Eric Boël : « Se démarquer et gagner en compétitivité »
Interview # Industrie

Eric Boël dirigeant des Tissages de Charlieu et président d'Unitex Eric Boël : « Se démarquer et gagner en compétitivité »

Le dirigeant des Tissages de Charlieu et président d'Unitex veut casser l'image d'une industrie textile vieillotte et en déclin. Il assure que la filière se porte mieux qu'au plus fort de la crise, grâce à l'apport de la technologie. Interview.

Le Journal des Entreprises : Comment se porte l’industrie textile aujourd’hui ?

Eric Boël : Le secteur a connu un écrémage ces 20 dernières années en raison de la mondialisation et des acteurs low cost. Mais le textile est une industrie résiliente qui a su évoluer. Depuis deux ans, nos entreprises enregistrent une croissance, de l’ordre de 2 %, et sont dans une phase offensive de conquête de marchés.

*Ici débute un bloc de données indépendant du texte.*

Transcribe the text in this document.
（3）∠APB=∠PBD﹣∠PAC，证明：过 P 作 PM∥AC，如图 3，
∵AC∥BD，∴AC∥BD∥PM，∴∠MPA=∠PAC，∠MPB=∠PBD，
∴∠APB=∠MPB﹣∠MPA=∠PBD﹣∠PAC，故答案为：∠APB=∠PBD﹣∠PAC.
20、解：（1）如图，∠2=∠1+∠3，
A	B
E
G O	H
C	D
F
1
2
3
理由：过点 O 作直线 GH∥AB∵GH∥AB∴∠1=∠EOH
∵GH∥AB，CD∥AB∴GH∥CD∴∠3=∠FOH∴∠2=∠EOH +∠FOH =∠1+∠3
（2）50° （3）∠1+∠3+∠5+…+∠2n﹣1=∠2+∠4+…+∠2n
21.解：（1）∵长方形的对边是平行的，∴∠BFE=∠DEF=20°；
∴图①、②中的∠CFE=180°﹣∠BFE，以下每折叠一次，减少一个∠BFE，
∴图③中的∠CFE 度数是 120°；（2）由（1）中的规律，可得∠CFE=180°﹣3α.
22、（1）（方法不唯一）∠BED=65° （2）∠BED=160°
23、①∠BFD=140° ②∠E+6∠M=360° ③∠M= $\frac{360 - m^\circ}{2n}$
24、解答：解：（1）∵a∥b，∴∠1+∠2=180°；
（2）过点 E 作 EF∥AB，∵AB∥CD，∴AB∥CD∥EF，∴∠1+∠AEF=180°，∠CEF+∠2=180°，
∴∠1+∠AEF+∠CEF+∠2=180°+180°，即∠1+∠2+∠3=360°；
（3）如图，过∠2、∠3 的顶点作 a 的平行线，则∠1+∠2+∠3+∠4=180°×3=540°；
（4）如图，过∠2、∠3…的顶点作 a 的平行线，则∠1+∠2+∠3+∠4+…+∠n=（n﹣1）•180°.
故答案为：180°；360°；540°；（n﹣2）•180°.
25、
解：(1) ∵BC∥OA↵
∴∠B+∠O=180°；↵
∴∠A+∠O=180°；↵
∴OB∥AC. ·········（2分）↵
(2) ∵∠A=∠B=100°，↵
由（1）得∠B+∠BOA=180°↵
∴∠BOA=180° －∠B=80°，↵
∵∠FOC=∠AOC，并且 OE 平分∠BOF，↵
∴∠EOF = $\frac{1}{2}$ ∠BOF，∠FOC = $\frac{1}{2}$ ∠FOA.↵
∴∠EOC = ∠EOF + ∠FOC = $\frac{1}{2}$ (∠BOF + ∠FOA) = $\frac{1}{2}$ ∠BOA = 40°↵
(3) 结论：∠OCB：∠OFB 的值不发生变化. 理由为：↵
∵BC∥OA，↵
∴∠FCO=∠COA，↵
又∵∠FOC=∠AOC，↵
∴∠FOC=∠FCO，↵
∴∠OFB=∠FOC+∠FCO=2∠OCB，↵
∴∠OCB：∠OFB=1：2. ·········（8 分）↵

Quel est le poids du textile français ?

E. B. : En France, ce secteur représente 2 300 entreprises, 60 000 emplois et 13 Md ? de chiffre d’affaires, dont 8,5 Md ? à l’export. Rhône-Alpes Auvergne est la première région textile de France avec 640 établissements, 20 000 emplois et 3 Md ? de chiffre d’affaires. Nous avons la chance de disposer d’un écosystème unique avec des plateformes de services (Espace Textile), des plateformes techniques (IFTH, Techtera), des outils de promotion (Textival), des centres de formation.

Comment le secteur tire-t-il son épingle du jeu ?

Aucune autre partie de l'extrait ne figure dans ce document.